A menina, única criança da casa, queria ficar acordada até tarde, adivinhar os movimentos e os ruídos, surpreender o momento exato em que o Menino deixaria cair, como chuva silenciosa, os embrulhos que lhe destinara. Fazia birra para ir para a cama e, já entre lençois, ouvidos alerta, batalhava com o sono, bravamente, até à derrota final. Às vezes imaginava barulhos e visões e até chegou a afirmar, com convicção, ter avistado um pezinho rosado do Menino Jesus a elevar-se, chaminé acima.

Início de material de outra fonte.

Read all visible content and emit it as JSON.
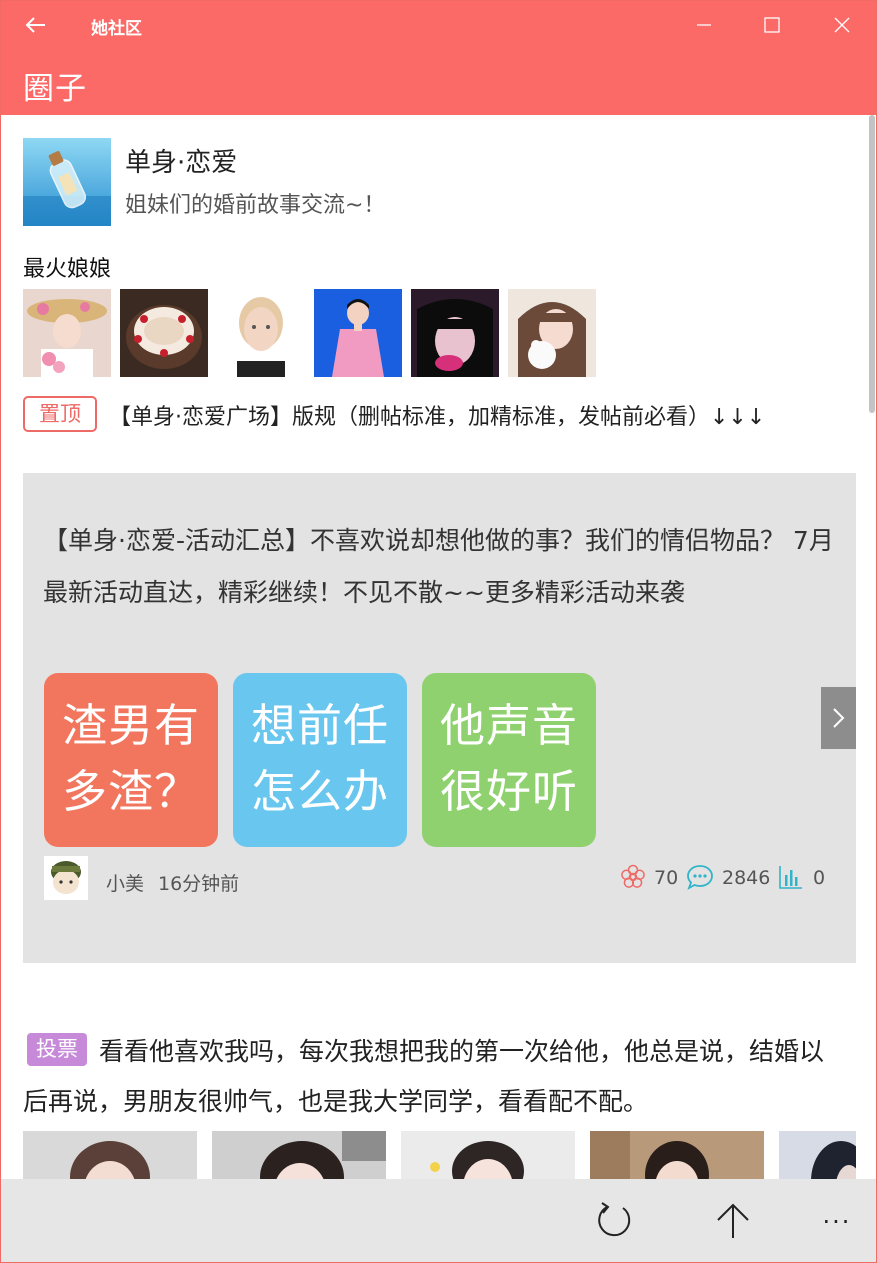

Menina dorminhoca, de seu natural, tornava-se madrugadora no dia de Natal para correr à cozinha, descalça e mal agasalhada, a abraçar os presentes. A alguns conhecia-os pelo toque, ainda que disfarçados pelo papel festivo. Meias, camisolas, luvas, cachecol eram presentes presentes, isto é, costumavam aparecer, o que não admirava, sendo Inverno. Outros, os primeiros a serem desembrulhados, eram menos previsíveis: livros, quando as letras não passavam de uma emaranhada mancha sem nexo, mosquitos parados que só picavam a curiosidade, bolas de borracha, uma certa carroça de lata puxada por um cavalo cinzento, servicinhos de chá, de plástico, outros brinquedos, como um marco do correio de madeira, igualzinho ao que, na vila, alegrava o largo e, muito longe, esbatido na memória, um coelhinho branco, de olhos vermelhos, de vidro, bom para abraçar e fazer companhia, bom ouvinte, com as suas orelhas esticadas. Teve o seu fim, já pardo na cor e rebentado nas costuras, quando a amiga, sabe-se lá por que urgências, o deixou esquecido no quintal, à tardinha, véspera de uma noite de muita água.

De posse dos seus tesouros, ufana, a menina precisava de mostrá-los aos amigos. Os primeiros a visitar eram os meninos da casa ao lado da sua, com o fito, também, de saber das novidades que o Menino teria por lá deixado na sua passagem.

Num desses natais, os meninos, recostados nas suas camas, abertas as prendas, exibiam, cada um, sua guitarra, instrumentos de pouco mais do que um palmo, madeira pintada e cordas de arame. Como a música é o ponto alto de todos os convívios, os rapazitos tocaram e a garota foi cantando uma qualquer canção mal aprendida na rádio, um concerto tão improvisado quanto, certamente, desafinado que trouxe, até à porta do quarto, a mãe, banhada de risos.

Nestes nossos dias, o bondoso São Nicolau, que dá pelo nome de Pai Natal em muitos países, garrido na sua roupa quente, figurino inventado no pós-guerra, viaja por todo o mundo, recebe cartas com pedidos que se esforça por satisfazer, com ou sem sacrifícios. Agora, como então, os corações pequeninos batem mais forte no Natal, olhos que são estrelas acesas, contando os dias que faltam, impacientes e esperançosos.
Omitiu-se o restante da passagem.